In 1955, we meet Thomas Stoltz Harvey in New Jersey. Thomas, is the proverbial “right time and right place” kind of guy who gets chosen to perform the autopsy on Albert Einstein but then steals his brain and proceeds to spend the next 40 years searching for the genius in the formaldehyde tissue. Meanwhile, across the pond in England, Henry M undergoes pioneering brain surgery to relieve him of epileptic seizures only to find that he has lost all short-term memory. The third strand of the play centers on Martha, a clinical neuropsychologist living in London who divorced her husband but yearns for the freedom afforded to those who have lost their memory as she attempts to rewrite her past.

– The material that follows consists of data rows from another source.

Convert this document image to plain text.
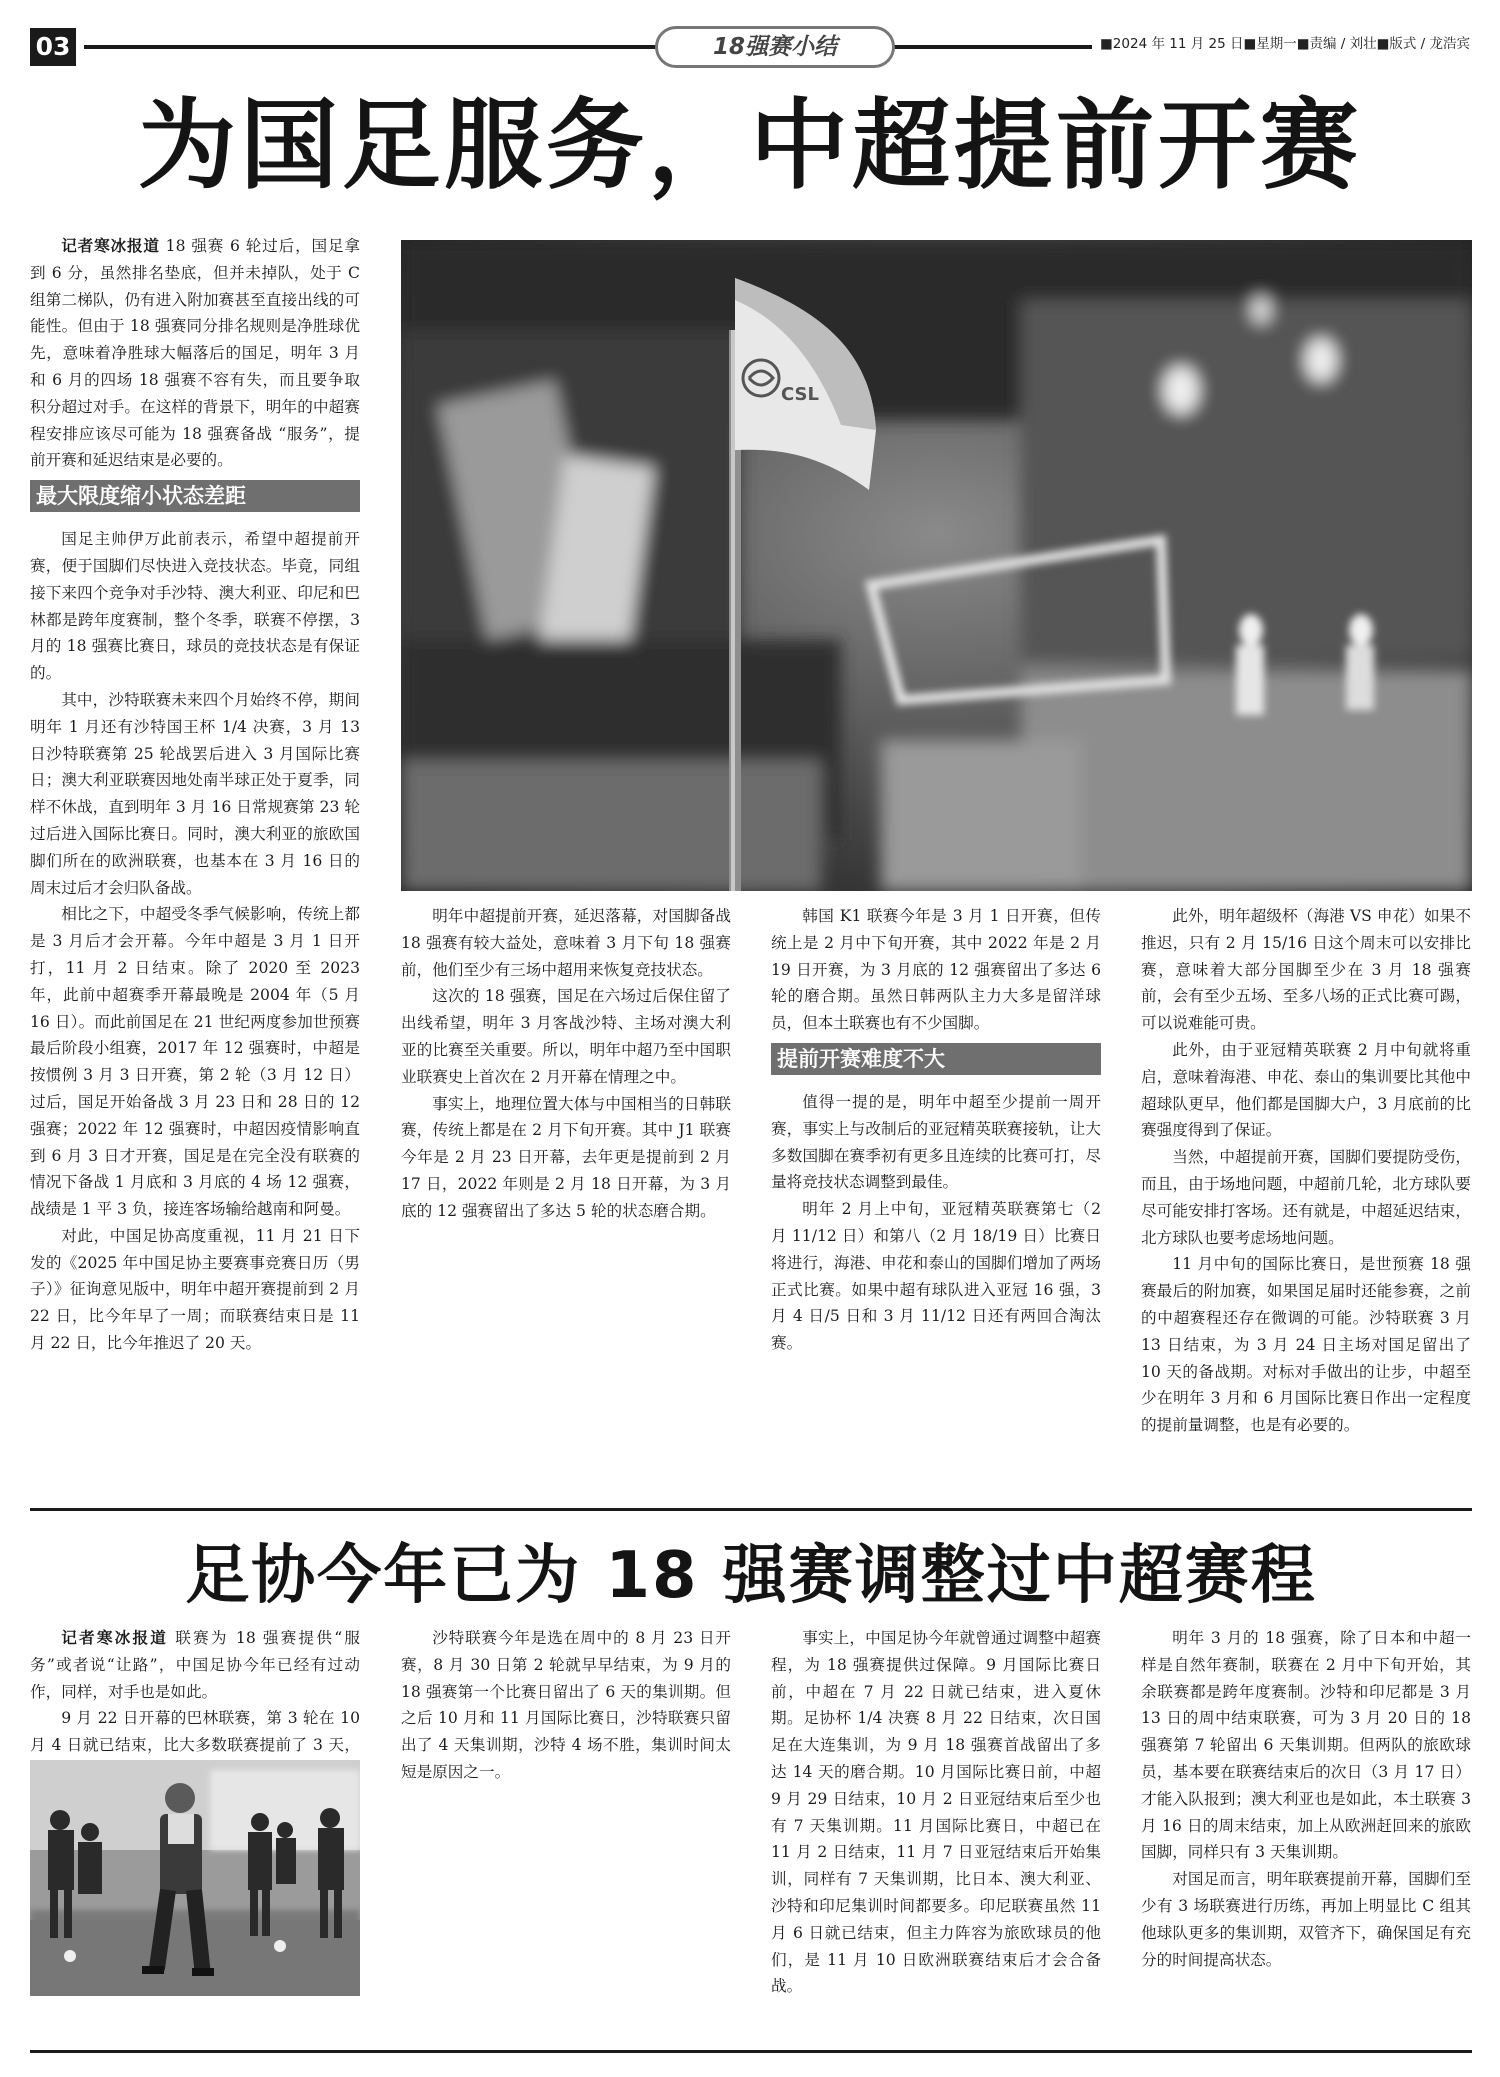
03	18强赛小结	■2024 年 11 月 25 日■星期一■责编 / 刘壮■版式 / 龙浩宾
为国足服务，中超提前开赛
CSL

记者寒冰报道 18 强赛 6 轮过后，国足拿到 6 分，虽然排名垫底，但并未掉队，处于 C 组第二梯队，仍有进入附加赛甚至直接出线的可能性。但由于 18 强赛同分排名规则是净胜球优先，意味着净胜球大幅落后的国足，明年 3 月和 6 月的四场 18 强赛不容有失，而且要争取积分超过对手。在这样的背景下，明年的中超赛程安排应该尽可能为 18 强赛备战 “服务”，提前开赛和延迟结束是必要的。

最大限度缩小状态差距

国足主帅伊万此前表示，希望中超提前开赛，便于国脚们尽快进入竞技状态。毕竟，同组接下来四个竞争对手沙特、澳大利亚、印尼和巴林都是跨年度赛制，整个冬季，联赛不停摆，3 月的 18 强赛比赛日，球员的竞技状态是有保证的。

其中，沙特联赛未来四个月始终不停，期间明年 1 月还有沙特国王杯 1/4 决赛，3 月 13 日沙特联赛第 25 轮战罢后进入 3 月国际比赛日；澳大利亚联赛因地处南半球正处于夏季，同样不休战，直到明年 3 月 16 日常规赛第 23 轮过后进入国际比赛日。同时，澳大利亚的旅欧国脚们所在的欧洲联赛，也基本在 3 月 16 日的周末过后才会归队备战。

相比之下，中超受冬季气候影响，传统上都是 3 月后才会开幕。今年中超是 3 月 1 日开打，11 月 2 日结束。除了 2020 至 2023 年，此前中超赛季开幕最晚是 2004 年（5 月 16 日）。而此前国足在 21 世纪两度参加世预赛最后阶段小组赛，2017 年 12 强赛时，中超是按惯例 3 月 3 日开赛，第 2 轮（3 月 12 日）过后，国足开始备战 3 月 23 日和 28 日的 12 强赛；2022 年 12 强赛时，中超因疫情影响直到 6 月 3 日才开赛，国足是在完全没有联赛的情况下备战 1 月底和 3 月底的 4 场 12 强赛，战绩是 1 平 3 负，接连客场输给越南和阿曼。

对此，中国足协高度重视，11 月 21 日下发的《2025 年中国足协主要赛事竞赛日历（男子）》征询意见版中，明年中超开赛提前到 2 月 22 日，比今年早了一周；而联赛结束日是 11 月 22 日，比今年推迟了 20 天。

明年中超提前开赛，延迟落幕，对国脚备战 18 强赛有较大益处，意味着 3 月下旬 18 强赛前，他们至少有三场中超用来恢复竞技状态。

这次的 18 强赛，国足在六场过后保住留了出线希望，明年 3 月客战沙特、主场对澳大利亚的比赛至关重要。所以，明年中超乃至中国职业联赛史上首次在 2 月开幕在情理之中。

事实上，地理位置大体与中国相当的日韩联赛，传统上都是在 2 月下旬开赛。其中 J1 联赛今年是 2 月 23 日开幕，去年更是提前到 2 月 17 日，2022 年则是 2 月 18 日开幕，为 3 月底的 12 强赛留出了多达 5 轮的状态磨合期。

韩国 K1 联赛今年是 3 月 1 日开赛，但传统上是 2 月中下旬开赛，其中 2022 年是 2 月 19 日开赛，为 3 月底的 12 强赛留出了多达 6 轮的磨合期。虽然日韩两队主力大多是留洋球员，但本土联赛也有不少国脚。

提前开赛难度不大

值得一提的是，明年中超至少提前一周开赛，事实上与改制后的亚冠精英联赛接轨，让大多数国脚在赛季初有更多且连续的比赛可打，尽量将竞技状态调整到最佳。

明年 2 月上中旬，亚冠精英联赛第七（2 月 11/12 日）和第八（2 月 18/19 日）比赛日将进行，海港、申花和泰山的国脚们增加了两场正式比赛。如果中超有球队进入亚冠 16 强，3 月 4 日/5 日和 3 月 11/12 日还有两回合淘汰赛。

此外，明年超级杯（海港 VS 申花）如果不推迟，只有 2 月 15/16 日这个周末可以安排比赛，意味着大部分国脚至少在 3 月 18 强赛前，会有至少五场、至多八场的正式比赛可踢，可以说难能可贵。

此外，由于亚冠精英联赛 2 月中旬就将重启，意味着海港、申花、泰山的集训要比其他中超球队更早，他们都是国脚大户，3 月底前的比赛强度得到了保证。

当然，中超提前开赛，国脚们要提防受伤，而且，由于场地问题，中超前几轮，北方球队要尽可能安排打客场。还有就是，中超延迟结束，北方球队也要考虑场地问题。

11 月中旬的国际比赛日，是世预赛 18 强赛最后的附加赛，如果国足届时还能参赛，之前的中超赛程还存在微调的可能。沙特联赛 3 月 13 日结束，为 3 月 24 日主场对国足留出了 10 天的备战期。对标对手做出的让步，中超至少在明年 3 月和 6 月国际比赛日作出一定程度的提前量调整，也是有必要的。

足协今年已为 18 强赛调整过中超赛程

记者寒冰报道 联赛为 18 强赛提供“服务”或者说“让路”，中国足协今年已经有过动作，同样，对手也是如此。

9 月 22 日开幕的巴林联赛，第 3 轮在 10 月 4 日就已结束，比大多数联赛提前了 3 天，

沙特联赛今年是选在周中的 8 月 23 日开赛，8 月 30 日第 2 轮就早早结束，为 9 月的 18 强赛第一个比赛日留出了 6 天的集训期。但之后 10 月和 11 月国际比赛日，沙特联赛只留出了 4 天集训期，沙特 4 场不胜，集训时间太短是原因之一。

事实上，中国足协今年就曾通过调整中超赛程，为 18 强赛提供过保障。9 月国际比赛日前，中超在 7 月 22 日就已结束，进入夏休期。足协杯 1/4 决赛 8 月 22 日结束，次日国足在大连集训，为 9 月 18 强赛首战留出了多达 14 天的磨合期。10 月国际比赛日前，中超 9 月 29 日结束，10 月 2 日亚冠结束后至少也有 7 天集训期。11 月国际比赛日，中超已在 11 月 2 日结束，11 月 7 日亚冠结束后开始集训，同样有 7 天集训期，比日本、澳大利亚、沙特和印尼集训时间都要多。印尼联赛虽然 11 月 6 日就已结束，但主力阵容为旅欧球员的他们，是 11 月 10 日欧洲联赛结束后才会合备战。

明年 3 月的 18 强赛，除了日本和中超一样是自然年赛制，联赛在 2 月中下旬开始，其余联赛都是跨年度赛制。沙特和印尼都是 3 月 13 日的周中结束联赛，可为 3 月 20 日的 18 强赛第 7 轮留出 6 天集训期。但两队的旅欧球员，基本要在联赛结束后的次日（3 月 17 日）才能入队报到；澳大利亚也是如此，本土联赛 3 月 16 日的周末结束，加上从欧洲赶回来的旅欧国脚，同样只有 3 天集训期。

对国足而言，明年联赛提前开幕，国脚们至少有 3 场联赛进行历练，再加上明显比 C 组其他球队更多的集训期，双管齐下，确保国足有充分的时间提高状态。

This third segment ties all the parts together as Martha explains her clinical observations of her patients and how anxious they become at suffering from amnesia. For the patients, Martha observes, “If you can’t remember who you are then in a way you aren’t really anyone.” But fundamentally, she wishes they could see the freedom to reinvent themselves, to be freed from the past. For Martha there is no fixed self. It’s all a misconception as “the brain builds a narrative to steady us from moment to moment, but ultimately it’s an illusion”.
The play is short at 90-minutes and directed with precision by Joe Murphy who alternates the scenes very quickly, somewhat akin to modern screen viewing. This has the advantage of keeping us engaged but sometimes at the cost of emotional depth. Paul Hickey, Amelia Lowdell, Alison O’Donnell and Sargon Yelda do a superb job of playing an impressive number of characters, each with different accents, physical gestures and switching between opposite emotional states instantaneously. As you sit there, you have to make extensive use of your own short-term memory to make sense of the scenes unfolding in front of you, the only clues being an accent, a name or even the repetition of a past scene.
I really enjoyed the themes of the play and how it made me think about identity and how accumulated memories define us, but while extremely enjoyable, I felt that a certain arc to the story was missing. Still, I urge you to see what will certainly be one of the more interesting piece of theatre this year.